Nous sommes vraiment injustes envers eux ! – Envers qui ? – Eh, parbleu ! envers les jésuites. Sans doute M. Paul Bert ne se trompe pas en leur reprochant une certaine érotomanie dans le style, et un goût particulier pour les histoires dévotement ordurières. On ne saurait soutenir précisément qu’ils ont l’imagination chaste. Au contraire, l’ombre discrète du péché galant les attire, un peu d’horreur même ne les effraie pas, et c’est avec une indulgence mêlée, dirait-on, de sympathique curiosité qu’ils étudient ce côté spécial et peu ragoûtant parfois de l’humaine faiblesse. Après M. Paul Bert, il reste à glaner dans leurs livres, et plus d’une citation serait tentante. Mais ce journal pouvant tomber entre d’autres mains que celles d’élèves en théologie, nous ferons comme fit un jour la Sorbonne qui, censurant l’ouvrage d’un jésuite, ajoutait, en forme de conclusion, qu’épouvantée par les vilenies dont est rempli le livre et tenant compte des exigences de la morale et des bienséances publiques, elle renonçait à fournir le détail des motifs de la condamnation.

À notre avis pourtant, les jésuites, qui, sous prétexte de religion, truffent d’inconscientes polissonneries leurs ouvrages d’éducation et leurs recueils de cantiques, sont moins coupables qu’ils n’en ont l’air et pourraient invoquer les circonstances atténuantes.

En effet, pourquoi la bagatelle – que nos grands-oncles avaient si judicieusement ainsi appelée pour indiquer le peu de place qu’elle doit tenir dans l’existence d’un honnête homme – se trouve-t-elle en tenir tant dans la cervelle des gens dévots ? Ils y pensent tout le long du jour, pour s’en défendre, il est vrai, mais ils y pensent !

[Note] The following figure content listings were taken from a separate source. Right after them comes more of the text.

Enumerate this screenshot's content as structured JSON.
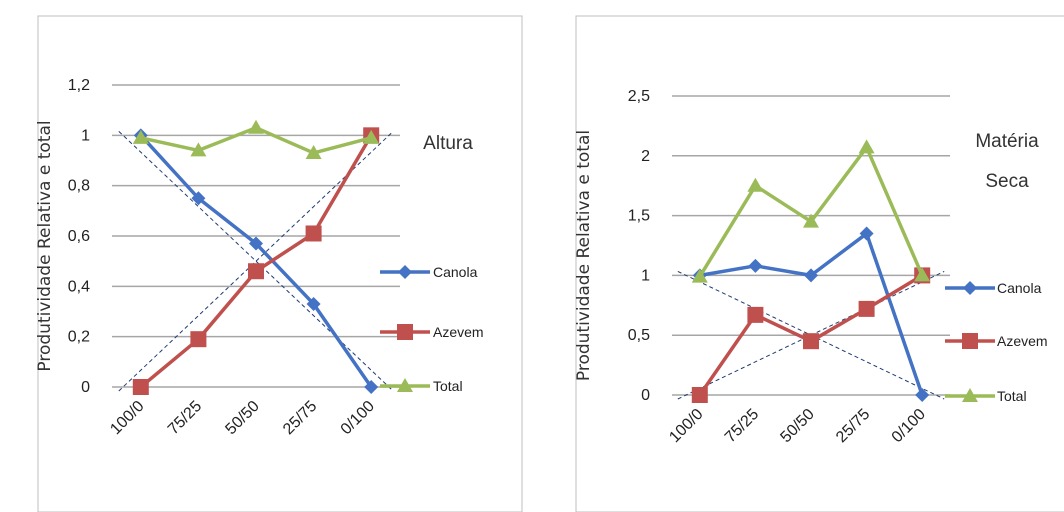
{
  "chart_data": [
    {
      "type": "line",
      "ylabel": "Produtividade Relativa e total",
      "annotation": [
        "Altura"
      ],
      "categories": [
        "100/0",
        "75/25",
        "50/50",
        "25/75",
        "0/100"
      ],
      "yticks": [
        "0",
        "0,2",
        "0,4",
        "0,6",
        "0,8",
        "1",
        "1,2"
      ],
      "ylim": [
        0,
        1.2
      ],
      "grid": true,
      "legend_position": "right",
      "series": [
        {
          "name": "Canola",
          "color": "#4472C4",
          "marker": "diamond",
          "values": [
            1.0,
            0.75,
            0.57,
            0.33,
            0.0
          ]
        },
        {
          "name": "Azevem",
          "color": "#C0504D",
          "marker": "square",
          "values": [
            0.0,
            0.19,
            0.46,
            0.61,
            1.0
          ]
        },
        {
          "name": "Total",
          "color": "#9BBB59",
          "marker": "triangle",
          "values": [
            0.99,
            0.94,
            1.03,
            0.93,
            0.99
          ]
        }
      ],
      "reference_lines": "dashed diagonals from 1 to 0 and 0 to 1"
    },
    {
      "type": "line",
      "ylabel": "Produtividade Relativa e total",
      "annotation": [
        "Matéria",
        "Seca"
      ],
      "categories": [
        "100/0",
        "75/25",
        "50/50",
        "25/75",
        "0/100"
      ],
      "yticks": [
        "0",
        "0,5",
        "1",
        "1,5",
        "2",
        "2,5"
      ],
      "ylim": [
        0,
        2.5
      ],
      "grid": true,
      "legend_position": "right",
      "series": [
        {
          "name": "Canola",
          "color": "#4472C4",
          "marker": "diamond",
          "values": [
            1.0,
            1.08,
            1.0,
            1.35,
            0.0
          ]
        },
        {
          "name": "Azevem",
          "color": "#C0504D",
          "marker": "square",
          "values": [
            0.0,
            0.67,
            0.45,
            0.72,
            1.0
          ]
        },
        {
          "name": "Total",
          "color": "#9BBB59",
          "marker": "triangle",
          "values": [
            0.99,
            1.75,
            1.45,
            2.07,
            1.0
          ]
        }
      ],
      "reference_lines": "dashed diagonals from 1 to 0 and 0 to 1"
    }
  ]
}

Cette idée de chose interdite passe chez beaucoup à l’état d’idée fixe ; elle s’insinue diaboliquement jusqu’à l’intérieur des églises, franchit les grilles des séminaires, flotte sous les allées des jardins de couvent, et peuple de rêves plus ou moins mystiques, dans le silence des grands dortoirs, le sommeil des Thérèse et des Marie Alacoque. Tentation du démon, va-t-on dire ! Hélas, pour expliquer ceci, il n’est pas besoin de déranger d’autre démon que le démon purement psychologique baptisé, par Edgard Poë [sic], le démon de la perversité. Car se pencher trop longtemps sur l’abîme donne le vertige ; manier une porcelaine précieuse communique aux doigts l’irrésistible démangeaison de la laisser tomber, et, pour en revenir à notre sujet, rien n’est moins sain et moins chaste au fond que cette perpétuelle préoccupation de se garder chaste..

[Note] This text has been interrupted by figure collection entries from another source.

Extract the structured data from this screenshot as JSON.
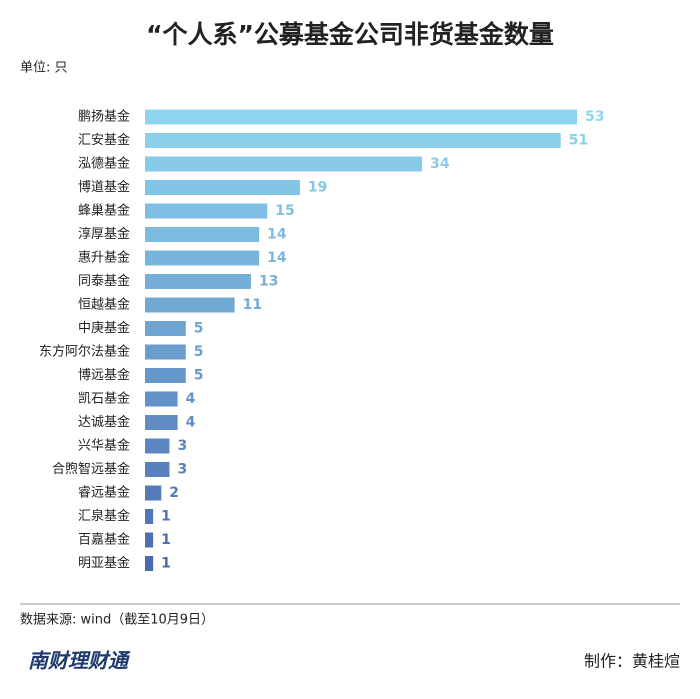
{
  "chart_data": {
    "type": "bar",
    "orientation": "horizontal",
    "title": "“个人系”公募基金公司非货基金数量",
    "unit_label": "单位: 只",
    "categories": [
      "鹏扬基金",
      "汇安基金",
      "泓德基金",
      "博道基金",
      "蜂巢基金",
      "淳厚基金",
      "惠升基金",
      "同泰基金",
      "恒越基金",
      "中庚基金",
      "东方阿尔法基金",
      "博远基金",
      "凯石基金",
      "达诚基金",
      "兴华基金",
      "合煦智远基金",
      "睿远基金",
      "汇泉基金",
      "百嘉基金",
      "明亚基金"
    ],
    "values": [
      53,
      51,
      34,
      19,
      15,
      14,
      14,
      13,
      11,
      5,
      5,
      5,
      4,
      4,
      3,
      3,
      2,
      1,
      1,
      1
    ],
    "colors": [
      "#8ed6f0",
      "#8ad0ed",
      "#87cbe9",
      "#83c5e6",
      "#80bfe3",
      "#7cbadf",
      "#79b4dc",
      "#75aed8",
      "#71a9d5",
      "#6ea3d2",
      "#6a9dce",
      "#6798cb",
      "#6392c8",
      "#608cc4",
      "#5c86c1",
      "#5881bd",
      "#557bba",
      "#5175b7",
      "#4e70b3",
      "#4a6ab0"
    ],
    "source": "数据来源: wind（截至10月9日）",
    "logo": "南财理财通",
    "credit": "制作：黄桂煊"
  }
}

À ce propos, je veux vous raconter une histoire. Aussi bien semble-t-il préférable de traiter de ces délicates matières par lointaines comparaisons.

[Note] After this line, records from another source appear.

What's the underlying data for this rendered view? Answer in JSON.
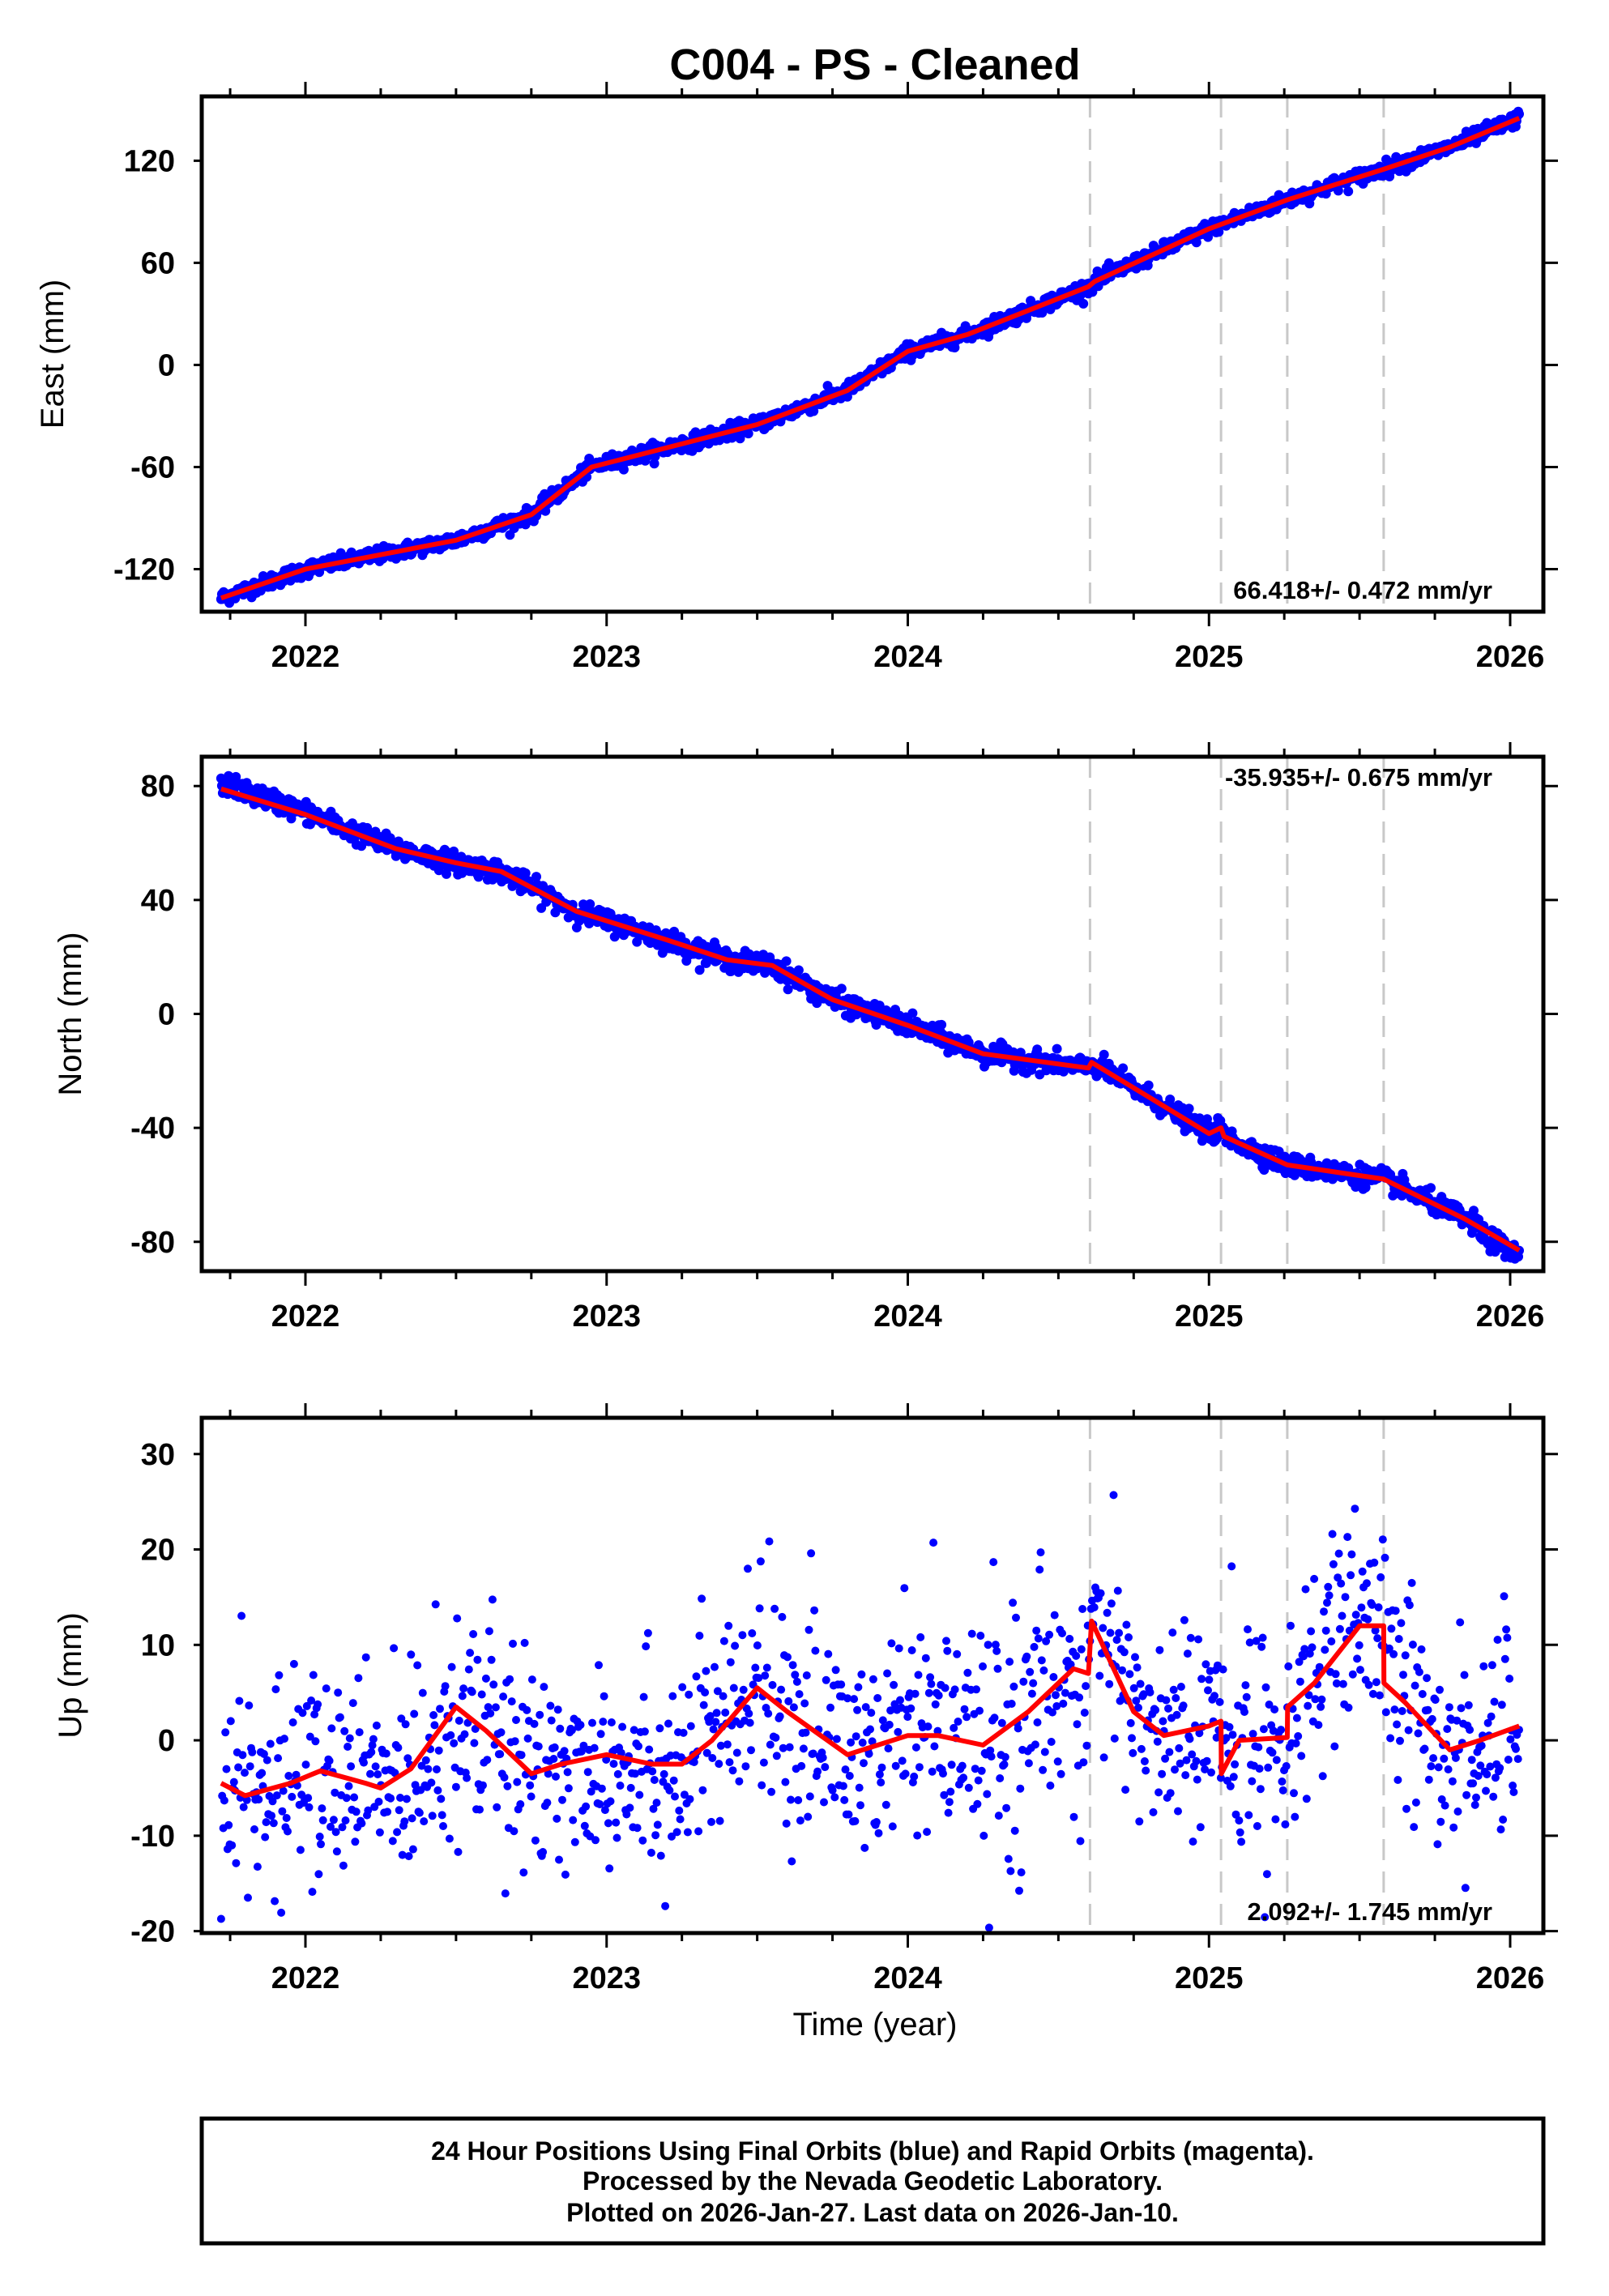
{
  "chart_data": {
    "type": "scatter",
    "title": "C004  - PS - Cleaned",
    "xlabel": "Time (year)",
    "x_ticks": [
      2022,
      2023,
      2024,
      2025,
      2026
    ],
    "xlim": [
      2021.65,
      2026.1
    ],
    "data_range": [
      2021.72,
      2026.03
    ],
    "event_lines": [
      2024.605,
      2025.04,
      2025.26,
      2025.58
    ],
    "colors": {
      "points": "#0000ff",
      "model": "#ff0000",
      "events": "#c8c8c8"
    },
    "panels": [
      {
        "name": "east",
        "ylabel": "East (mm)",
        "ylim": [
          -145,
          157.8
        ],
        "y_ticks": [
          -120,
          -60,
          0,
          60,
          120
        ],
        "rate_text": "66.418+/- 0.472 mm/yr",
        "rate_position": "bottom-right",
        "noise_sd": 2.2,
        "model": [
          [
            2021.72,
            -137
          ],
          [
            2022.0,
            -120
          ],
          [
            2022.5,
            -103
          ],
          [
            2022.75,
            -88
          ],
          [
            2022.95,
            -60
          ],
          [
            2023.5,
            -35
          ],
          [
            2023.8,
            -15
          ],
          [
            2024.0,
            8
          ],
          [
            2024.2,
            18
          ],
          [
            2024.6,
            46
          ],
          [
            2024.62,
            49
          ],
          [
            2025.0,
            80
          ],
          [
            2025.26,
            97
          ],
          [
            2025.58,
            115
          ],
          [
            2025.8,
            128
          ],
          [
            2026.03,
            145
          ]
        ]
      },
      {
        "name": "north",
        "ylabel": "North (mm)",
        "ylim": [
          -90.3,
          90.3
        ],
        "y_ticks": [
          -80,
          -40,
          0,
          40,
          80
        ],
        "rate_text": "-35.935+/- 0.675 mm/yr",
        "rate_position": "top-right",
        "noise_sd": 1.8,
        "model": [
          [
            2021.72,
            79
          ],
          [
            2022.0,
            70
          ],
          [
            2022.3,
            58
          ],
          [
            2022.5,
            53
          ],
          [
            2022.65,
            50
          ],
          [
            2022.9,
            36
          ],
          [
            2023.2,
            26
          ],
          [
            2023.4,
            19
          ],
          [
            2023.55,
            17
          ],
          [
            2023.75,
            5
          ],
          [
            2024.0,
            -4
          ],
          [
            2024.25,
            -14
          ],
          [
            2024.6,
            -19
          ],
          [
            2024.61,
            -17
          ],
          [
            2025.0,
            -42
          ],
          [
            2025.04,
            -40
          ],
          [
            2025.05,
            -43
          ],
          [
            2025.26,
            -53
          ],
          [
            2025.58,
            -58
          ],
          [
            2025.85,
            -72
          ],
          [
            2026.03,
            -83
          ]
        ]
      },
      {
        "name": "up",
        "ylabel": "Up (mm)",
        "ylim": [
          -20.2,
          33.8
        ],
        "y_ticks": [
          -20,
          -10,
          0,
          10,
          20,
          30
        ],
        "rate_text": "2.092+/- 1.745 mm/yr",
        "rate_position": "bottom-right",
        "noise_sd": 5.5,
        "model": [
          [
            2021.72,
            -4.5
          ],
          [
            2021.8,
            -5.8
          ],
          [
            2021.95,
            -4.5
          ],
          [
            2022.05,
            -3.2
          ],
          [
            2022.2,
            -4.5
          ],
          [
            2022.25,
            -5
          ],
          [
            2022.35,
            -3
          ],
          [
            2022.5,
            3.5
          ],
          [
            2022.6,
            1
          ],
          [
            2022.75,
            -3.5
          ],
          [
            2022.85,
            -2.5
          ],
          [
            2023.0,
            -1.5
          ],
          [
            2023.15,
            -2.5
          ],
          [
            2023.25,
            -2.5
          ],
          [
            2023.35,
            0
          ],
          [
            2023.5,
            5.5
          ],
          [
            2023.6,
            3
          ],
          [
            2023.8,
            -1.5
          ],
          [
            2024.0,
            0.5
          ],
          [
            2024.1,
            0.5
          ],
          [
            2024.25,
            -0.5
          ],
          [
            2024.4,
            3
          ],
          [
            2024.55,
            7.5
          ],
          [
            2024.6,
            7
          ],
          [
            2024.61,
            12.5
          ],
          [
            2024.75,
            3
          ],
          [
            2024.85,
            0.5
          ],
          [
            2025.0,
            1.5
          ],
          [
            2025.04,
            2
          ],
          [
            2025.041,
            -3.5
          ],
          [
            2025.1,
            0
          ],
          [
            2025.26,
            0.3
          ],
          [
            2025.261,
            3.5
          ],
          [
            2025.35,
            6
          ],
          [
            2025.5,
            12
          ],
          [
            2025.58,
            12
          ],
          [
            2025.581,
            6
          ],
          [
            2025.65,
            4
          ],
          [
            2025.8,
            -1
          ],
          [
            2025.9,
            0
          ],
          [
            2026.03,
            1.5
          ]
        ]
      }
    ]
  },
  "footer": {
    "line1": "24 Hour Positions Using Final Orbits (blue) and Rapid Orbits (magenta).",
    "line2": "Processed by the Nevada Geodetic Laboratory.",
    "line3": "Plotted on 2026-Jan-27. Last data on 2026-Jan-10."
  }
}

C’est l’histoire d’un alchimiste que j’ai connu tout blanc déjà quand j’étais petit. Il doit être bien vieux, s’il vit encore. Mon alchimiste s’appelait le père César, et habitait Puy-Brun, village triste au versant de Lure, où les gens passent pour sorciers. César vivait en propriétaire, – toujours propre et la pipe au bec, – d’un bout de champ et d’un coin de vigne. Seulement, lorsque les sacs de blé ne tenaient plus debout et que la barrique sonnait creux, il quittait la pipe, et, se rappelant son ancien métier de fabricant de formes pour les cordonniers, il s’en allait avec sa hache dans la montagne. Là, il coupait un beau tilleul, le débitait, et rapportait sur son dos, au bout de trois jours, une douzaine de formes ébauchées. C’est sans doute dans une de ces courses, la nuit, sous les arbres, au hurlement des loups, que l’idée de faire de l’or lui était venue.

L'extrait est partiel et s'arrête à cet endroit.